Specializing in post-traumatic stress — Eger objects to calling it a “disorder” as it is a common and natural response to trauma — Eger began working with the US military, but her true breakthrough came when she was 53 years old.
“I had a white coat and it said ‘Dr Eger,’ but I felt like an imposter because I did not really deal with my past,” she said. “I could not be a good guide to my patients or take them any further than I’d gone myself. For that, I had to go back to the lion’s den and look at the place where my mother was murdered, where I was so close to death every day.”
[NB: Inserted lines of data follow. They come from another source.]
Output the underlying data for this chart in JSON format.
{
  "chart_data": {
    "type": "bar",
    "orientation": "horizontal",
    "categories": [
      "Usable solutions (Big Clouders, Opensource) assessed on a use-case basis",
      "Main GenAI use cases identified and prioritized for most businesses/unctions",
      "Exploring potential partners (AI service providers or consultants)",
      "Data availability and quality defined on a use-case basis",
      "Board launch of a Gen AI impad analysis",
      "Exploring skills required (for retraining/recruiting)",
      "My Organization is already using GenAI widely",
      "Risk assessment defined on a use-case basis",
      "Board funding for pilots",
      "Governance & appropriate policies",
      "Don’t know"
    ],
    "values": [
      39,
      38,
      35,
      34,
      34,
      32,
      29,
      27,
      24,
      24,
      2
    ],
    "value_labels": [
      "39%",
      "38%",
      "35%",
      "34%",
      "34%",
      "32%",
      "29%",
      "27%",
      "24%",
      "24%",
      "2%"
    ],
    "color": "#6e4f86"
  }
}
It was during this return to Auschwitz that Eger confronted a devastating truth, a memory she had hidden even from herself.
When she had arrived at Auschwitz and awaited selection, Mengele had looked at her mother’s unlined face, then turned to Eger and asked if this was her “mother” or her “sister.”
Eger did not think about which word would protect her — she simply told him the truth. Her mother was moved to the other line — the line that led straight to the gas chamber.
“Until I returned, I was my own worst enemy,” she said. “I not only had survivor’s guilt, I had survivor’s shame. I didn’t need a Hitler out there, I had a Hitler in me telling me I was unworthy, that I didn’t deserve to survive.”
“On that day, I allowed myself to be human — not superhuman and not subhuman. We do things the way human beings do and we make mistakes,” she said. “If I had known better, I would have done better — I would have, believe me, but unless we acknowledge that we cannot change the past, we cannot really heal and live life.”
Every part of her experience has informed her work.
“I studied it and I lived it,” she said. “There is a difference between all the knowledge you get from books and all the clinical experience — both of which I have — and the ‘life experience.’”
“That’s what I use most,” she said. “I help people realize that the biggest prison is in their mind — and to be free of the past means not to run from it or forget it, but to face it. I see my work as my calling, and I’m still not done.”